PwC's online assessment typically includes game-based evaluations that measure cognitive ability, behavioral tendencies, numerical reasoning, and situational judgment. The assessment is timed and must be completed in a single sitting, so ensure you have a reliable internet connection and a quiet, distraction-free environment. PwC explicitly prohibits the use of generative AI tools during the assessment. To prepare, practice numerical reasoning questions involving data interpretation, percentages, and basic financial calculations. For the behavioral and situational components, review PwC's stated values — particularly around ethical decision-making, teamwork, and client orientation — as scenarios will test alignment with these principles. Several third-party platforms offer PwC-specific practice assessments. While the exact format evolves, the core competencies being measured remain consistent: analytical thinking, attention to detail, and professional judgment under time pressure.
What is PwC's career progression and how quickly can I advance?
PwC follows a structured career ladder: Associate (entry-level, typically two to three years), Senior Associate (two to three years), Manager (three to four years), Senior Manager (two to four years), Director (variable), and Partner or Principal (the highest tier, achieved through a rigorous nomination and evaluation process).
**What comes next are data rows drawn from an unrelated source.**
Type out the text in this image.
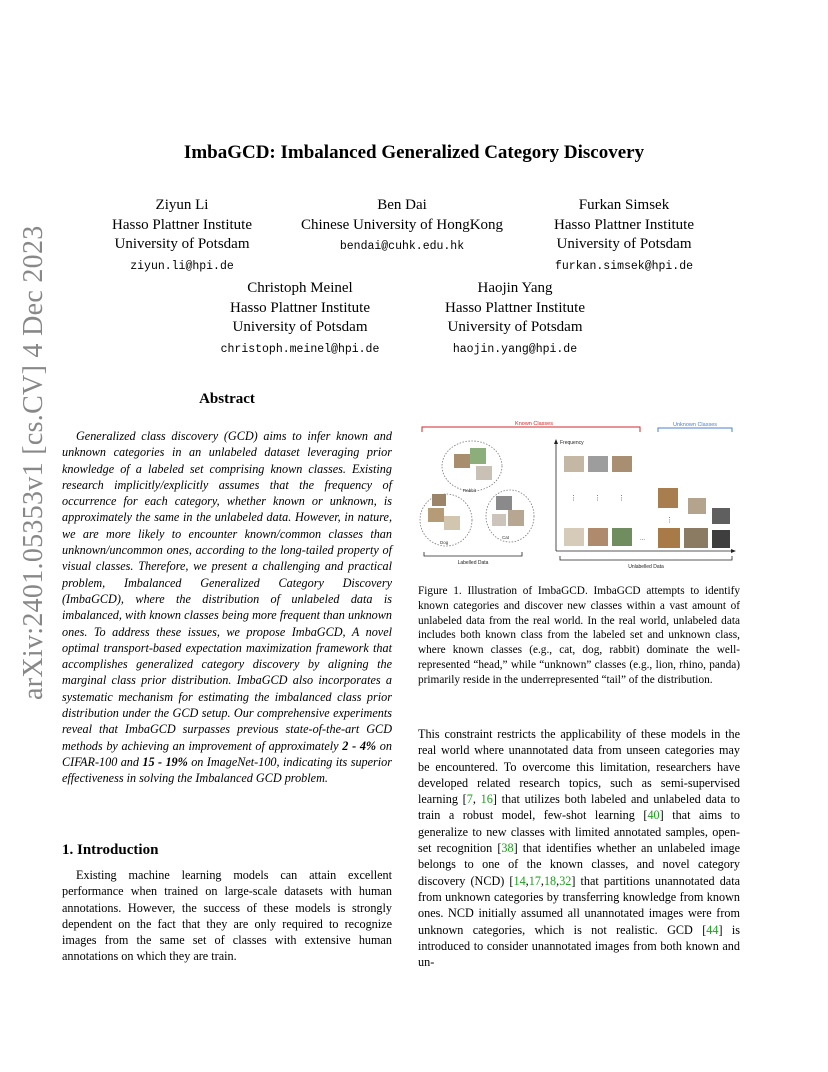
arXiv:2401.05353v1 [cs.CV] 4 Dec 2023
ImbaGCD: Imbalanced Generalized Category Discovery
Ziyun Li
Hasso Plattner Institute
University of Potsdam
ziyun.li@hpi.de
Ben Dai
Chinese University of HongKong
bendai@cuhk.edu.hk
Furkan Simsek
Hasso Plattner Institute
University of Potsdam
furkan.simsek@hpi.de
Christoph Meinel
Hasso Plattner Institute
University of Potsdam
christoph.meinel@hpi.de
Haojin Yang
Hasso Plattner Institute
University of Potsdam
haojin.yang@hpi.de
Abstract
Generalized class discovery (GCD) aims to infer known and unknown categories in an unlabeled dataset leveraging prior knowledge of a labeled set comprising known classes. Existing research implicitly/explicitly assumes that the frequency of occurrence for each category, whether known or unknown, is approximately the same in the unlabeled data. However, in nature, we are more likely to encounter known/common classes than unknown/uncommon ones, according to the long-tailed property of visual classes. Therefore, we present a challenging and practical problem, Imbalanced Generalized Category Discovery (ImbaGCD), where the distribution of unlabeled data is imbalanced, with known classes being more frequent than unknown ones. To address these issues, we propose ImbaGCD, A novel optimal transport-based expectation maximization framework that accomplishes generalized category discovery by aligning the marginal class prior distribution. ImbaGCD also incorporates a systematic mechanism for estimating the imbalanced class prior distribution under the GCD setup. Our comprehensive experiments reveal that ImbaGCD surpasses previous state-of-the-art GCD methods by achieving an improvement of approximately 2 - 4% on CIFAR-100 and 15 - 19% on ImageNet-100, indicating its superior effectiveness in solving the Imbalanced GCD problem.
1. Introduction
Existing machine learning models can attain excellent performance when trained on large-scale datasets with human annotations. However, the success of these models is strongly dependent on the fact that they are only required to recognize images from the same set of classes with extensive human annotations on which they are train.
Known Classes	Unknown Classes
Rabbit
Dog
Cat
Labelled Data
Frequency
⋮ ⋮ ⋮
...
⋮
Unlabelled Data
Figure 1. Illustration of ImbaGCD. ImbaGCD attempts to identify known categories and discover new classes within a vast amount of unlabeled data from the real world. In the real world, unlabeled data includes both known class from the labeled set and unknown class, where known classes (e.g., cat, dog, rabbit) dominate the well-represented “head,” while “unknown” classes (e.g., lion, rhino, panda) primarily reside in the underrepresented “tail” of the distribution.
This constraint restricts the applicability of these models in the real world where unannotated data from unseen categories may be encountered. To overcome this limitation, researchers have developed related research topics, such as semi-supervised learning [7, 16] that utilizes both labeled and unlabeled data to train a robust model, few-shot learning [40] that aims to generalize to new classes with limited annotated samples, open-set recognition [38] that identifies whether an unlabeled image belongs to one of the known classes, and novel category discovery (NCD) [14,17,18,32] that partitions unannotated data from unknown categories by transferring knowledge from known ones. NCD initially assumed all unannotated images were from unknown categories, which is not realistic. GCD [44] is introduced to consider unannotated images from both known and un-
Promotion timelines are relatively consistent within each business line, with performance reviews conducted annually and promotions typically effective in July. For Assurance and Tax, CPA completion is a prerequisite for advancement beyond Senior Associate. Advisory promotions weight client impact, business development contributions, and thought leadership more heavily as you advance. PwC invests significantly in professional development, offering a digital learning platform, formal training programs, coaching relationships, and tuition reimbursement. High performers can accelerate through the ranks, but PwC's promotion structure is more predictable and tenure-based than at boutique consulting firms.
What makes PwC different from the other Big Four firms for job applicants?
PwC differentiates itself through several factors relevant to applicants. First, its 'The New Equation' strategy places equal emphasis on trust-building and technology-powered outcomes, which translates to greater investment in technology consulting, AI advisory, and digital transformation practices compared to some peers. Second, PwC's Strategy& practice (formed from the acquisition of Booz & Company) gives it a dedicated strategy consulting capability that competes with MBB firms — a unique asset among the Big Four. Third, PwC has the largest global footprint of the Big Four by headcount (328,000+ people), offering extensive international mobility and cross-border project opportunities. Fourth, PwC's structured campus recruiting pipeline with defined timelines and cohort-based onboarding makes the entry-level experience more predictable than at firms with rolling, ad-hoc hiring. Finally, PwC has invested heavily in its New Ventures division, creating proprietary technology products — an unusual move for a professional services firm that appeals to candidates interested in product development alongside consulting.